PAST pupil and free marketeer Christopher Snowdon sparked some stimulating debate amongst RGS’s history, economics and politics students.
Encouraging them to think the unthinkable, author and journalist Mr Snowdon put forward a range of radical proposals, including the privatisation of our National Health Service and education system.
Cincinnati Society members, made up of RGS’s senior history, politics and economics students, rose to the challenge, demonstrating their breadth of knowledge and powers of persuasion as they engaged in what turned out to be a lively debate.
Mr Snowdon, head of lifestyle economics at the Institute of Economic Affairs, told how the independent think tank had been set up in 1955 to promote free market ideas after the first and second world wars encouraged ‘an expansion of state restrictions on liberties’.
The IEA funds research and discussion papers aimed at encouraging more private enterprise with less interference from the state, he said.
Appearing regularly on programmes like Newsnight and on Radio 4 and writing for the Spectator, the Telegraph and Spiked, he is a vocal opponent of government intervention in matters such as alcohol and obesity.
Mr Snowdon, who left RGS in 1994 to study history at Lancaster University and has written a number of books, including Selfishness, Greed and Capitalism, argued for the privatisation of the NHS.
“We should create a system like the rest of the developed world, bar America, which is not a good example. I’m talking about what we have in France, Sweden, Switzerland, Spain and Holland.”
He argued Britain should spend less on healthcare while getting better outcomes: “We have a lack of choice. It’s not a case of getting rid of universal healthcare. We could introduce a voucher or an insurance system, where people could choose who and where they would go to for operations.
“The government would step in for those who can’t afford it, so that it remains free at the point of need.”
Mr Snowdon, who appeared via Zoom from London, argued that our education system could be run along similar lines: “This is what happens in Sweden, where people get vouchers and become a customer and decide where they want to send their child.
“We have a lottery system. The issue is about choice,” he said
He added: “We have really profound problems with the economy coming up. We need to reform public services to get more bang for our buck, increase efficiency and a desire to please the customer.”

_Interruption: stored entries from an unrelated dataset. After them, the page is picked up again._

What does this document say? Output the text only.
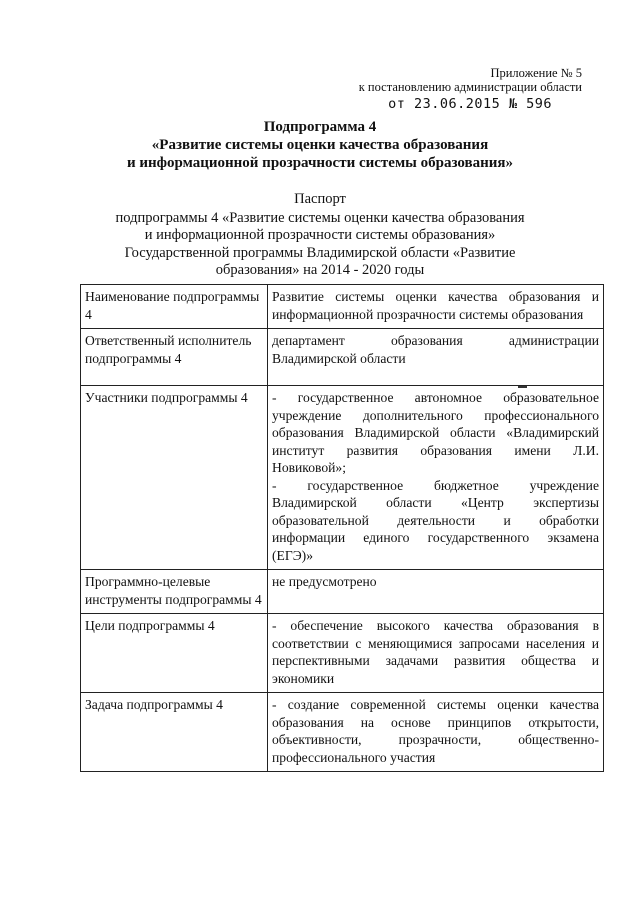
Приложение № 5
к постановлению администрации области
от 23.06.2015 № 596
Подпрограмма 4
«Развитие системы оценки качества образования
и информационной прозрачности системы образования»
Паспорт
подпрограммы 4 «Развитие системы оценки качества образования
и информационной прозрачности системы образования»
Государственной программы Владимирской области «Развитие
образования» на 2014 - 2020 годы
Наименование подпрограммы 4	Развитие системы оценки качества образования и информационной прозрачности системы образования

Ответственный исполнитель подпрограммы 4	департамент образования администрации Владимирской области

Участники подпрограммы 4	- государственное автономное образовательное учреждение дополнительного профессионального образования Владимирской области «Владимирский институт развития образования имени Л.И. Новиковой»;
- государственное бюджетное учреждение Владимирской области «Центр экспертизы образовательной деятельности и обработки информации единого государственного экзамена (ЕГЭ)»

Программно-целевые инструменты подпрограммы 4	не предусмотрено

Цели подпрограммы 4	- обеспечение высокого качества образования в соответствии с меняющимися запросами населения и перспективными задачами развития общества и экономики

Задача подпрограммы 4	- создание современной системы оценки качества образования на основе принципов открытости, объективности, прозрачности, общественно-профессионального участия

Students argued that the efficiency of healthcare and education systems in countries with different demographics couldn’t be compared and pointed out that the cigarette industry was an example of free market failure, requiring government intervention through taxes.
They also questioned the contribution of the free market in the light of climate change and
raised the role of deregulation in the lead up to the 2008 financial crisis and the lack of affordable housing requiring government investment.
Sixth former Bertie Wood, who aims to work in commercial law, said: “Our economics syllabus is taught from a neutral perspective, but I found it interesting to apply the economics to the politics.
“It was also fantastic revision to be able to think back to what we have learned over the years and use it to form a conflicting argument. Also, the regulations and deregulations Mr Snowdon discussed may one day affect my work in commercial law.
“He made some bold statements. However, when he explained them, they weren’t as radical as they first seemed. I think we gave him a good grilling but over a Zoom call, it was difficult to have a thorough debate.
“I’m very glad I went, and it was a great experience not just for my studies but also for life as I will soon be able to actively engage in politics when I’m 18.”
Henry Bushell added: "It was an engaging and interesting presentation, in particular for those of us who study economics, offering a view of the political economy which isn't necessarily always offered by the textbooks. Mr Snowdon offered great insight when answering questions which challenged his viewpoint."
The talk also gave students an insight into the history of the Institute of Economic Affairs and how it has affected economic discourse and encouraged more economic think tanks over the years, he said.